Andy loaded me with farmyard lore, and with his personally annotated copy of the book. I returned to Prague full of enthusiasm, despite the odds, and began my basic research. Henry White's Sagittarius Productions secretary, Leila Khouri, was a great help in getting me the books I needed.

If a story set in an American farm was to be produced in Prague we had to learn all the details of spiders, pigs, and barn life. These details were important; even the shape of an American handaxe differs from a European one!

Mike Campus was a bright, perceptive and sympathetic young man. I was happy to be working with him. We got along wonderfully, and had closely matched views on the project. I suppose I especially liked him because he so enthusiastically approved everything I was writing on the screenplay! He was my official approver, and of course I needed to be able to bounce everything off him as I went along. I also wanted to be able to bring Andy White into the process, so that he could be sure of our respect for his book. But almost from the beginning, this became more and more difficult.
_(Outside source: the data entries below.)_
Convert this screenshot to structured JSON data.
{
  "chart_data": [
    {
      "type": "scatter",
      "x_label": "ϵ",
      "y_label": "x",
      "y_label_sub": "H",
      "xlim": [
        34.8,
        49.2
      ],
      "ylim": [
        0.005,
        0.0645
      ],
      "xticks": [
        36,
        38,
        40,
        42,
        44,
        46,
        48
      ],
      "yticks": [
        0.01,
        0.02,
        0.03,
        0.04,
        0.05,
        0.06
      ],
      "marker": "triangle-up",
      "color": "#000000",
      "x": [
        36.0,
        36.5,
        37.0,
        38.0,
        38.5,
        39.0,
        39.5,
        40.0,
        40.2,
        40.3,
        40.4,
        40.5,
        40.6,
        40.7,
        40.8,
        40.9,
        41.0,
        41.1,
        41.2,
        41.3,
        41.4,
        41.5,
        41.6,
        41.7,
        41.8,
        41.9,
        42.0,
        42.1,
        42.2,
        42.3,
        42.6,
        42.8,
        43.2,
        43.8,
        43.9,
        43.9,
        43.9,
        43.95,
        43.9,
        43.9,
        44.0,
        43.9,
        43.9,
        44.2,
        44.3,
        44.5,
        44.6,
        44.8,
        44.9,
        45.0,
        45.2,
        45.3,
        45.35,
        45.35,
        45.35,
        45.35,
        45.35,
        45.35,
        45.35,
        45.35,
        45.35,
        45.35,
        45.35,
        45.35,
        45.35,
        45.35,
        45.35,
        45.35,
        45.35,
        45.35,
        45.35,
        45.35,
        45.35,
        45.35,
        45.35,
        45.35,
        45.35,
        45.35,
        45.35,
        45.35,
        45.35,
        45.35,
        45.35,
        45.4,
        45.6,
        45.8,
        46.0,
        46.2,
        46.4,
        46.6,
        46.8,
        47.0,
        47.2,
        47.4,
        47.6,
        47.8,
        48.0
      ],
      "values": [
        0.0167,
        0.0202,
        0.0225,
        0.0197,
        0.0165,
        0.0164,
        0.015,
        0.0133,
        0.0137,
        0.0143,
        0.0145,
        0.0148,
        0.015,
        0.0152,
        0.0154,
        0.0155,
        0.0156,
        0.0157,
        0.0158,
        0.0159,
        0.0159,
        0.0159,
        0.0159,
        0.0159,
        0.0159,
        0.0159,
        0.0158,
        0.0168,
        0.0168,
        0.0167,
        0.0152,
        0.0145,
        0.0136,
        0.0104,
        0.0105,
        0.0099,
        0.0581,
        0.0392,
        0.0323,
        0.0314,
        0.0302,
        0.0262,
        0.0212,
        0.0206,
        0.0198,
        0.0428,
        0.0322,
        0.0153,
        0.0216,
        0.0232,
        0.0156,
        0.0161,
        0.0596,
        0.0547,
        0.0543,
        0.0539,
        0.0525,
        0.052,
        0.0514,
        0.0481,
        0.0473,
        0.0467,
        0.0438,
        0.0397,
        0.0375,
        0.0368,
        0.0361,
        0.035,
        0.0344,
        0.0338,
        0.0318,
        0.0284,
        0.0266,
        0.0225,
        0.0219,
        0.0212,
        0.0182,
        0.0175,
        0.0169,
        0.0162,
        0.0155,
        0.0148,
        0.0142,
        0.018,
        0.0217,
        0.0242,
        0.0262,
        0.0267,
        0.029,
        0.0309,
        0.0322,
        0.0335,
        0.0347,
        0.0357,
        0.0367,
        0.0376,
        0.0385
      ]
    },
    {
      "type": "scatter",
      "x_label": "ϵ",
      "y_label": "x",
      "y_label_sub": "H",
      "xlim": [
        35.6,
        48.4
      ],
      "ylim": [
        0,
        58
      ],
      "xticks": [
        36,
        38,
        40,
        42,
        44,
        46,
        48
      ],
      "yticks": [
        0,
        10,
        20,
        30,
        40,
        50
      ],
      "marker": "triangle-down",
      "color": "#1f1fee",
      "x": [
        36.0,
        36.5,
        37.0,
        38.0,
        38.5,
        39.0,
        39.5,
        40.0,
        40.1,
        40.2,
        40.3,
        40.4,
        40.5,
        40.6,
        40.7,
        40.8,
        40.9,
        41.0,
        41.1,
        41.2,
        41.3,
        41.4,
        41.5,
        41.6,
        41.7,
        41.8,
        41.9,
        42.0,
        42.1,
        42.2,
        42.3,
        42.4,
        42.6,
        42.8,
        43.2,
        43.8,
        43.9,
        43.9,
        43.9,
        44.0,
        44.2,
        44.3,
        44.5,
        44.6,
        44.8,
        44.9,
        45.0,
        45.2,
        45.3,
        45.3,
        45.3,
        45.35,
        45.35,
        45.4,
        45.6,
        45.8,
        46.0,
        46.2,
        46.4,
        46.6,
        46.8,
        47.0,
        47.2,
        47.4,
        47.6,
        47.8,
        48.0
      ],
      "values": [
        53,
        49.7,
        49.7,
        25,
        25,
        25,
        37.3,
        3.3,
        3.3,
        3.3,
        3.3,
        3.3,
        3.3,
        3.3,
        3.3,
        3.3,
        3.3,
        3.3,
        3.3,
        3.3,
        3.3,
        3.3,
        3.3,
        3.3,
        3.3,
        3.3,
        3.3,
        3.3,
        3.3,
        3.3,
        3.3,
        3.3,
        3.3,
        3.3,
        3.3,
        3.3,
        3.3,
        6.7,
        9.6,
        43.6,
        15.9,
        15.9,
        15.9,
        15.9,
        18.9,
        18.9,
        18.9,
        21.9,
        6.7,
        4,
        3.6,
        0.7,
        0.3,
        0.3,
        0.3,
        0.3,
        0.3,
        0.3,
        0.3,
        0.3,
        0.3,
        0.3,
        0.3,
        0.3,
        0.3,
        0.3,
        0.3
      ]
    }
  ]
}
Soon after the fanfare of the project's launch with Henry White and Edgar Bronfman, they began to ignore me. And no sooner had they assigned Mike Campus to work with me, than they whisked him away to direct a film in Denmark. This was Mike's big chance. He was torn between two attractive projects, but couldn't refuse a chance to direct his own film. (It was Zero Population Growth, with Geraldine Chaplin and Oliver Reed - The poor title sounded like a documentary, and the film sunk without a trace.)

The worst and most difficult condition I had to accept was that I was forbidden to show any of my script to the author! My correspondence with Andy had to be general, without revealing anything directly from my developing script. The handwriting on the wall was neon red, but still I soldiered on.